Second, let’s look at economic health. Both UK and Scotland specialise in financial services and, as a result of Irn Broon’s ‘prudence’ being a joke, those services are in intensive care and we now owe something close to 100% of GDP in either case. The UK’s budget deficit has cratered over the last four years, rising to £97.8bn or 6.6% of GDP. At first glance the GERS figures for Scotland show a comparable deficit of £14.3bn or 12% of GDP. But when North Sea oil revenues, based on a 90% share of the fields, is added in, this shrinks to £6.4bn or 4.4% of Scottish GDP. In other words, anyone arguing that the UK can sustain an AAA rating when it is doing 50% WORSE on the world stage has to argue the same for Scotland.
But thirdly, and most conclusively, we really should be talking about comparing the future UK with a future Scotland. With Osbo’s economic strategy in tatters, continued massive borrowing and quantitative easing are inevitable, so UK debt is set to grow, not shrink. And what economic miracle or business breakthrough lies just over the horizon to snatch Britain’s fiscal chestnuts from the fire? None that springs to mind.
On the other hand, consider Scotland. Already energy-rich, oil exploration proceeds apace as oil prices bob along above £90 and the 5-year average, onshore wind approaches half our existing capacity. Meanwhile, offshore, tidal and wave in development will fully exploit our position as inheritors of half of Europe’s renewable energy. Add in that, per capita, we export more engineering, that the whisky export market is going through the roof (up 22% last year to over £4bn) and that tourism is up 16%, now spending over £4.4bn, then you have the basis for as robust an economy as any other country.
In the dismantling of shared institutions, there will be some premium to pay for Scots running their own DWP, Pensions and other government departments currently housed in and around Whitehall. But that will be more than offset by most of those jobs landing in Scotland, with dispensing with the scale of things like embassies that a self-styled ‘world power’ requires, a cut of at least 50% in our defence costs and the possibility of a solid lease sum for England to continue to use Faslane until it works out where to stick its nuclear deterrent.
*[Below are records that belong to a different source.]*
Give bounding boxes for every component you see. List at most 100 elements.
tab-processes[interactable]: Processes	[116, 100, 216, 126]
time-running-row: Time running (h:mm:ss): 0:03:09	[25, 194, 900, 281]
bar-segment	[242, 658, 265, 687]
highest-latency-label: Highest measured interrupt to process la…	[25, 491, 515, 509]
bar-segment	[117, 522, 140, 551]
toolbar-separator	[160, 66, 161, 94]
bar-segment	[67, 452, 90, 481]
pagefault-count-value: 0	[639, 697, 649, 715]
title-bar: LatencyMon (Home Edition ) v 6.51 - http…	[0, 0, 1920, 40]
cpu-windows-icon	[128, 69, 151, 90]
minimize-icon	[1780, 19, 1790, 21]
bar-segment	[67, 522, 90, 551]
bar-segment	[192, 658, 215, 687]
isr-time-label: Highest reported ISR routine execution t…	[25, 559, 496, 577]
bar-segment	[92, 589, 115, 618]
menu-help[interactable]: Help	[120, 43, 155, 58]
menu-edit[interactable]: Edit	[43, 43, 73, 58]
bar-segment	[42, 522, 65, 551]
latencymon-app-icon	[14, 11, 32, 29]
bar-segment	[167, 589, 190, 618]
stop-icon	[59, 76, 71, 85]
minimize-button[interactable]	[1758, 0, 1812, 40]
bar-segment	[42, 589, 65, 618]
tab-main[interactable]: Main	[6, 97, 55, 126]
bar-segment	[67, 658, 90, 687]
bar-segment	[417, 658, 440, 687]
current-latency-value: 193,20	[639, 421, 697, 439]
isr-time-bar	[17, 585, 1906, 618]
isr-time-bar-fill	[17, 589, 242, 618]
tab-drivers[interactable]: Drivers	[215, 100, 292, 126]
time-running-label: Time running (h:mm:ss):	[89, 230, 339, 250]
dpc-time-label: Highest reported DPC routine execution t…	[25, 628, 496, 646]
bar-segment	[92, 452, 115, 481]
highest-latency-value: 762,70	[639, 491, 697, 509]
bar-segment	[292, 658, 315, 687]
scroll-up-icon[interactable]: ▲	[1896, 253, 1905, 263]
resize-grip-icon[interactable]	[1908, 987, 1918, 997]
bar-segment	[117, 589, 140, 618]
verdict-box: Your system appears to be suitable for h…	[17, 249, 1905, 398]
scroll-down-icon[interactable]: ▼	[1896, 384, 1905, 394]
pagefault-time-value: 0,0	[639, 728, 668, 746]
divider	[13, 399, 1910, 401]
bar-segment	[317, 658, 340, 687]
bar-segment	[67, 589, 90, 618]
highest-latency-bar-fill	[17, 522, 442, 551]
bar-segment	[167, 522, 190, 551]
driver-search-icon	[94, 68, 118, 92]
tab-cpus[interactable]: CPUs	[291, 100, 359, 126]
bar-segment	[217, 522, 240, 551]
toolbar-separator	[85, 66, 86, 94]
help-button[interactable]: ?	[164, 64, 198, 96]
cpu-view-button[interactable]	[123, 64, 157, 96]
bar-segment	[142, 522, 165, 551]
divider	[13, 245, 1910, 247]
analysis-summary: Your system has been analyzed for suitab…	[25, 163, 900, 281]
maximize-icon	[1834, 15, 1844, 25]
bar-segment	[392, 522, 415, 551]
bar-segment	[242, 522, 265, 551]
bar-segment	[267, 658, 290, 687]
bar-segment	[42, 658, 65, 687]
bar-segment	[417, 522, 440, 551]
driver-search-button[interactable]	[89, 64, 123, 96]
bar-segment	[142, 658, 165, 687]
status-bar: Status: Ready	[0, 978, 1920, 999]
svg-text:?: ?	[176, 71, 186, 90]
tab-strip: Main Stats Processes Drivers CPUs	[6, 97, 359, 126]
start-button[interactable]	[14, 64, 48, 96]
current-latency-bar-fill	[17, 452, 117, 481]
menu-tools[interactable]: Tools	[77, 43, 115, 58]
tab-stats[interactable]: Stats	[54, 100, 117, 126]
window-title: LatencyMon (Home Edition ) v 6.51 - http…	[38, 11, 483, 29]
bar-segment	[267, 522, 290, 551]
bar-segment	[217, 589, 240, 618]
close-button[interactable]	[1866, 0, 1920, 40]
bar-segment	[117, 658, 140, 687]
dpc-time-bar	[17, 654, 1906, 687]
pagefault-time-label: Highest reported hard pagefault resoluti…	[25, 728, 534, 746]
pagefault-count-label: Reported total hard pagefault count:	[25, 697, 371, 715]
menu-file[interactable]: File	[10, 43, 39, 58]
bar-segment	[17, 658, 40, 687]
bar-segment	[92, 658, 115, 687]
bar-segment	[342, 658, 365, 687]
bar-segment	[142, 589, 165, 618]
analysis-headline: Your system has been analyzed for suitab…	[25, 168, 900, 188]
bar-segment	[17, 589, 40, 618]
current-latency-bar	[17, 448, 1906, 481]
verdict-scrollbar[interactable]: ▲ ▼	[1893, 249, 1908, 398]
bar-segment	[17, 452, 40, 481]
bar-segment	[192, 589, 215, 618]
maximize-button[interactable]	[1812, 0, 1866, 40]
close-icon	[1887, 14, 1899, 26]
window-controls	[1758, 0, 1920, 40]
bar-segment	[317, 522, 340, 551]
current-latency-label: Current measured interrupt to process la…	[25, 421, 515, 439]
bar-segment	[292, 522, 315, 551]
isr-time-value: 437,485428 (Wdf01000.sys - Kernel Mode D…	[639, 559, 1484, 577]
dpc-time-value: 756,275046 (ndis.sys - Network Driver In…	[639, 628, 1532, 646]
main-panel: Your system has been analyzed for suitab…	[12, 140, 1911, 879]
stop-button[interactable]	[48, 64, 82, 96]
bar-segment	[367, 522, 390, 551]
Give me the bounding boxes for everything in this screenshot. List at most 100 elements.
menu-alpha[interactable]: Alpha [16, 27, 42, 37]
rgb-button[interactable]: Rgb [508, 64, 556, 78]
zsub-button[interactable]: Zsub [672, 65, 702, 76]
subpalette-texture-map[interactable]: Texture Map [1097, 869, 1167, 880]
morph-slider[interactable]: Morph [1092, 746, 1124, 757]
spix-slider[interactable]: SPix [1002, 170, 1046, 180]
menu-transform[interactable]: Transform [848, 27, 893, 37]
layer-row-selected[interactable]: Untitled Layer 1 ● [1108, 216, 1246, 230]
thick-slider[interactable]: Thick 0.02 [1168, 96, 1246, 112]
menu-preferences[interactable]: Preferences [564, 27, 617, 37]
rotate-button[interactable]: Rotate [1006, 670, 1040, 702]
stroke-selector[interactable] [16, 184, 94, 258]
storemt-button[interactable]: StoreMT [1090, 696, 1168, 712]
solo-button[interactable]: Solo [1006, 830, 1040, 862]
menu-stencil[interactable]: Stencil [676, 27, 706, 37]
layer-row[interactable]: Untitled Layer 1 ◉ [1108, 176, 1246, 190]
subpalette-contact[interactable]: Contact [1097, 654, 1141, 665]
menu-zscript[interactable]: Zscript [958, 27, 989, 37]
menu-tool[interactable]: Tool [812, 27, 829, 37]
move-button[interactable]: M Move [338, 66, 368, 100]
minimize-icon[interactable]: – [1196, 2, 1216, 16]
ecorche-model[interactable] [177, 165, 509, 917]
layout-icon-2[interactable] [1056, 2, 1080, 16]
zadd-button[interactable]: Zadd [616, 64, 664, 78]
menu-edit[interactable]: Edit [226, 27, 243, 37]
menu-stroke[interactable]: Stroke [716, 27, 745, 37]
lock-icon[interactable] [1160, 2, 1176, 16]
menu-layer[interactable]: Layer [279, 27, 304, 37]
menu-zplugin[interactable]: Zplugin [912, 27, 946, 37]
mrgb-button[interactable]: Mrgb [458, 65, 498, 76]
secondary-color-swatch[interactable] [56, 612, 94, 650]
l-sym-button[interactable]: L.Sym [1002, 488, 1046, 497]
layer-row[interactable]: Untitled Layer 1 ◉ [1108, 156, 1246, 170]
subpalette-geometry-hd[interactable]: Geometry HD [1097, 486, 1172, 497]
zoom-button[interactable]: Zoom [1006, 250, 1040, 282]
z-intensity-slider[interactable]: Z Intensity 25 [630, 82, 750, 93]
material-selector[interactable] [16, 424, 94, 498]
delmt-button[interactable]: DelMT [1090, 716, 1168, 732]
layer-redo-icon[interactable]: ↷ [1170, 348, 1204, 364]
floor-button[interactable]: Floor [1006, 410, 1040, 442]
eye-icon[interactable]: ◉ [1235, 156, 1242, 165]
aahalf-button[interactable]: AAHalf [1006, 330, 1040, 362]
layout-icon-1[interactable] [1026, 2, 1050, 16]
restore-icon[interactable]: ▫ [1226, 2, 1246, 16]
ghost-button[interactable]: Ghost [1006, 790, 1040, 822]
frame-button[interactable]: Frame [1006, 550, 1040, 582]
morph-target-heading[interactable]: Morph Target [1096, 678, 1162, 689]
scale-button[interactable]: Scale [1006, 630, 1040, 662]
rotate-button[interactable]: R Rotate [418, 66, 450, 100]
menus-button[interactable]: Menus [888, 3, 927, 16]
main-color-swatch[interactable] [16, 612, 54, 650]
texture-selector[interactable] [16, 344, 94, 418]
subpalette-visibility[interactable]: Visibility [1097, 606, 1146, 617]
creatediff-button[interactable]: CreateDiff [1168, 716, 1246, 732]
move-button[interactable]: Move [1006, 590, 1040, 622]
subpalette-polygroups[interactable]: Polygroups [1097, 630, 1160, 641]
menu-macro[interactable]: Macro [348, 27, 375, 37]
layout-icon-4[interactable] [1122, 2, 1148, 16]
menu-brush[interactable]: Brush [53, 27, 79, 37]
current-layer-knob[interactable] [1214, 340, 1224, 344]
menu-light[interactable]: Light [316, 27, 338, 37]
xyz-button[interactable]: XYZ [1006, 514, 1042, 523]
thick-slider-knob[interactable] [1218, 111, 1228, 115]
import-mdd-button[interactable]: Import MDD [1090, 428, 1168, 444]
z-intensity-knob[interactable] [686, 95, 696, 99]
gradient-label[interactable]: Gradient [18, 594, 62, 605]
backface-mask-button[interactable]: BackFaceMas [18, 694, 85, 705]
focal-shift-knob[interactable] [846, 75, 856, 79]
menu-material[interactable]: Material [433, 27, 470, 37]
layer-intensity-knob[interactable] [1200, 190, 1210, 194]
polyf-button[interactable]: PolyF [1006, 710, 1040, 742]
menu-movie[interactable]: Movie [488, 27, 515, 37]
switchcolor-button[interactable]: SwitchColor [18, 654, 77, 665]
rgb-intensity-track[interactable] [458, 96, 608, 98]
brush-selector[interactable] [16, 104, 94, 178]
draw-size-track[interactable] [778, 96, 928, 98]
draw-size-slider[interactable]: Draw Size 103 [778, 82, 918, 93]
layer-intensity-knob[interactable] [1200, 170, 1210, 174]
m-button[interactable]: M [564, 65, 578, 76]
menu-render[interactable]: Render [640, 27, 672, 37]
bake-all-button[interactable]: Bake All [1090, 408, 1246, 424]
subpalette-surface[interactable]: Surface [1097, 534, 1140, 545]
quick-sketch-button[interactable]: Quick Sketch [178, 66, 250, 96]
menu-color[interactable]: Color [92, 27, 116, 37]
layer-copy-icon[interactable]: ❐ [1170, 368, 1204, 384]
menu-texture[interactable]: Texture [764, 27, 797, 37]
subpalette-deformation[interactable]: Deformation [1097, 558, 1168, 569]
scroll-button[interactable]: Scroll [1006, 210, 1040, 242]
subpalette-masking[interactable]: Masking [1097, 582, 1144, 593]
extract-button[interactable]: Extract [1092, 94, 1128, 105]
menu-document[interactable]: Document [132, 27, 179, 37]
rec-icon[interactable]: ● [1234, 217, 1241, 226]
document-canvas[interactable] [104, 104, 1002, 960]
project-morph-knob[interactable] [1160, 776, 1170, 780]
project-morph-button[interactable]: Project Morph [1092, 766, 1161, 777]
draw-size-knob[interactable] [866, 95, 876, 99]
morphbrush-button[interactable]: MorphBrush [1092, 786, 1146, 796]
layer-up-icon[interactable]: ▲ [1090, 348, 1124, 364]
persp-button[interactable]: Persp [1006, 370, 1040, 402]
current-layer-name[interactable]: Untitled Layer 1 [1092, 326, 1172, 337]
Put all this together and, no longer burdened by global delusions, a pretty vibrant economy would result, one that would pay back Scotland’s £65bn-or-so debt this union has recently cost us far faster than England will be able to manage. Don’t tell Danny, but once his moth-eaten union ballast is detached from the more dynamic, less service-burdened, more future-oriented Scottish economy, the threat of losing AAA rating and mortgage rate chickens are more likely to be coming home to roost in our English cousins’ homes. A resulting rate rise of 1% would sting unhappy English punters for well over £10bn.